On the First Order Cohomology of Infinite--Dimensional Unitary Groups (1607.00181v2)

Abstract: The irreducible unitary highest weight representations $(\pi_\lambda,\mathcal{H}\lambda)$ of the group $U(\infty)$, which is the countable direct limit of the compact unitary groups $U(n)$, are classified by the orbits of the weights $\lambda \in \mathbb{Z}^{\mathbb{N}}$ under the Weyl group $S{(\mathbb{N})}$ of finite permutations. Here, we determine those weights $\lambda$ for which the first cohomology space $H^1(U(\infty),\pi_\lambda,\mathcal{H}_\lambda)$ vanishes. For finitely supported $\lambda \neq 0$, we find that the first cohomology space $H^1(U(\infty),\pi_\lambda,\mathcal{H}_\lambda)$ never vanishes.

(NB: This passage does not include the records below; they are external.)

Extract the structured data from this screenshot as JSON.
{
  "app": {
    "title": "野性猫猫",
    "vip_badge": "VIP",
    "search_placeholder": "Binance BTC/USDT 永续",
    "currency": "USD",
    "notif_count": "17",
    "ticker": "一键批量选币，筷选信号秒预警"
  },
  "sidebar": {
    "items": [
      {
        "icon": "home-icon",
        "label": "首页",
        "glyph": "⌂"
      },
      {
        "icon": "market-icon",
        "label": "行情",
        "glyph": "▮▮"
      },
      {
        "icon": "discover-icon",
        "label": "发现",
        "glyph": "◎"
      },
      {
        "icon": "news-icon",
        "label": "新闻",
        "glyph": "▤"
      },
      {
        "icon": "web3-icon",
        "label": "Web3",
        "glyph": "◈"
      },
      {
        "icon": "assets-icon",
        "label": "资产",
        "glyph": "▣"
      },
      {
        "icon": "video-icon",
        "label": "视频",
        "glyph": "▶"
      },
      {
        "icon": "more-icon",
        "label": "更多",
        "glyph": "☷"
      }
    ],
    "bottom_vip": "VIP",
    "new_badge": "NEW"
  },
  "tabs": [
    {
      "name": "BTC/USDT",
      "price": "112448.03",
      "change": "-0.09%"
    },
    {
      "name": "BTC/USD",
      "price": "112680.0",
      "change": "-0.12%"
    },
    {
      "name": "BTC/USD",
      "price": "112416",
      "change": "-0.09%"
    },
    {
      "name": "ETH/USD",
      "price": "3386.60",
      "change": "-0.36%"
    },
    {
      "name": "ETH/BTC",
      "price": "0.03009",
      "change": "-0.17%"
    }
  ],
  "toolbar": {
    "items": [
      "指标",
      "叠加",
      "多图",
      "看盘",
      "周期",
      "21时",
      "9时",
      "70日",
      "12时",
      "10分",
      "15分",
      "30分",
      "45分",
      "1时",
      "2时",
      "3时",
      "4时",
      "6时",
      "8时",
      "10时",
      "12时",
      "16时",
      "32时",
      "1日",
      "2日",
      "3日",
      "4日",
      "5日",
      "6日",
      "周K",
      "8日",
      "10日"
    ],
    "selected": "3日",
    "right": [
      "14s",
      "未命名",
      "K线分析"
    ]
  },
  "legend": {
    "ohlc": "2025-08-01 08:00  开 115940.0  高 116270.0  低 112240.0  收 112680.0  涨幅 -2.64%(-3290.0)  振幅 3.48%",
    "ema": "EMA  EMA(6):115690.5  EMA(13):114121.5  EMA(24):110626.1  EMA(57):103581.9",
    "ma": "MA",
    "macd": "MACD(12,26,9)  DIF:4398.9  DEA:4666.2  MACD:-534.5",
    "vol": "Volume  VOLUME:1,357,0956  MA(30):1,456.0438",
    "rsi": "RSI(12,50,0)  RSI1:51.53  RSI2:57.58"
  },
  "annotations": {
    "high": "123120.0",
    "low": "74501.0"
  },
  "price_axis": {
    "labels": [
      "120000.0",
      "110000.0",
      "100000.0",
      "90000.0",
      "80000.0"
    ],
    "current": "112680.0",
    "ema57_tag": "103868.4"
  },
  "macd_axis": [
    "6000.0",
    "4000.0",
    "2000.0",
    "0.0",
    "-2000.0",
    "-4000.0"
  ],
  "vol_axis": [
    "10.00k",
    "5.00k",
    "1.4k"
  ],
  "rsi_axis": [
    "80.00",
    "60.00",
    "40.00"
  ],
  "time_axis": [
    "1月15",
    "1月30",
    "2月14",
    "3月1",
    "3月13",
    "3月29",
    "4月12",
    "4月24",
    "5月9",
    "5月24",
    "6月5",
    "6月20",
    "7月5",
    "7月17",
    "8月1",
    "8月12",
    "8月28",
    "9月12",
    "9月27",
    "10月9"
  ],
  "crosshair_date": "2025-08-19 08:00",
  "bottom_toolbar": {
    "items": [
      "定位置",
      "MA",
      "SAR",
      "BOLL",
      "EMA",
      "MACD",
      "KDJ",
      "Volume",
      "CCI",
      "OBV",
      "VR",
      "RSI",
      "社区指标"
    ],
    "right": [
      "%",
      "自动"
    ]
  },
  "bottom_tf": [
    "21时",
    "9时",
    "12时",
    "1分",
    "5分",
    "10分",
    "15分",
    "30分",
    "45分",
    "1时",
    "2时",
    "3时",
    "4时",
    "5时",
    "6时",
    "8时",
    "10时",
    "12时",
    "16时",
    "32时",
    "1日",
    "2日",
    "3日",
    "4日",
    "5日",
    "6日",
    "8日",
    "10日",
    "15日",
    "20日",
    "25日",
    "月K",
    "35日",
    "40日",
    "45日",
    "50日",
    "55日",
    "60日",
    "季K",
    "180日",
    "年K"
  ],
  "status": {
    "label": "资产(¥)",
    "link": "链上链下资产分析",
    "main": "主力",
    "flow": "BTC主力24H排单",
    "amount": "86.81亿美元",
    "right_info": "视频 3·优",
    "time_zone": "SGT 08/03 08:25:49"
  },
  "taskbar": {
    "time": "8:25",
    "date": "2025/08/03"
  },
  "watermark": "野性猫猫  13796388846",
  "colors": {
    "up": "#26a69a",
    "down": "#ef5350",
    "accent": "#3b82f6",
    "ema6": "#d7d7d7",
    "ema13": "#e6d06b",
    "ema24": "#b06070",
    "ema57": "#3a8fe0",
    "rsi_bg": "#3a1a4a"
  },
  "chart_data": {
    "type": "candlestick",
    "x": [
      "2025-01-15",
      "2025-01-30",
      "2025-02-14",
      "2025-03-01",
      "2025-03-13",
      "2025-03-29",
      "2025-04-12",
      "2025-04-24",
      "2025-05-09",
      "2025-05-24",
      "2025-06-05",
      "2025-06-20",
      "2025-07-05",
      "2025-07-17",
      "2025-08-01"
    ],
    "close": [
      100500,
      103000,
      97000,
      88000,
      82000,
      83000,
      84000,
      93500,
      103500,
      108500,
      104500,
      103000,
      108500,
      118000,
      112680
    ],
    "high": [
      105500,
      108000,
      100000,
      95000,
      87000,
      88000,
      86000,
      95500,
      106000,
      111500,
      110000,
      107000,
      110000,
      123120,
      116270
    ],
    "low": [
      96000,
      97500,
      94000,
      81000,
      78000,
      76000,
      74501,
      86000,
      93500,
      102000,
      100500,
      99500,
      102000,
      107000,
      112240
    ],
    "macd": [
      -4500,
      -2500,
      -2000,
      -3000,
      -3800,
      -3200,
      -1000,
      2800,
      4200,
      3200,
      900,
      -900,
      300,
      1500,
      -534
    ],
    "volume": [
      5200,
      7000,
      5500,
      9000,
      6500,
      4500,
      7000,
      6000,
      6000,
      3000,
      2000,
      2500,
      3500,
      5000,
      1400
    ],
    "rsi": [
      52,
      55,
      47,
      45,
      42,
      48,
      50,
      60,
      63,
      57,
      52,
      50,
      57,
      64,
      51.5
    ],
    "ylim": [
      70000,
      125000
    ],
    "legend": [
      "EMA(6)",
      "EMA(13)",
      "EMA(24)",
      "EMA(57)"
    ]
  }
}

For these $\lambda$, the highest weight representations extend to norm-continuous irreducible representations of the full unitary group $U(\mathcal{H})$ (for $\mathcal{H}:= \ell^2(\mathbb{N},\mathbb{C})$) endowed with the strong operator topology and to norm-continuous representations of the unitary groups $U_p(\mathcal{H})$ ($p\in [1,\infty]$) consisting of those unitary operators $g\in U(\mathcal{H})$ for which $g-\mathbb{1}$ is of $p$th Schatten class. However, not every 1-cocycle on $U(\infty)$ automatically extends to one on these unitary groups, so we may not conclude that the first cohomology spaces of the extended representations are non-vanishing. On the contrary, for the groups $U(\mathcal{H})$ and $U_\infty(\mathcal{H})$, all first cohomology spaces vanish. This is different for the groups $U_p(\mathcal{H})$ with $1\leq p <\infty$, where only the natural representation on $\mathcal{H}$ and on its dual have vanishing first cohomology spaces.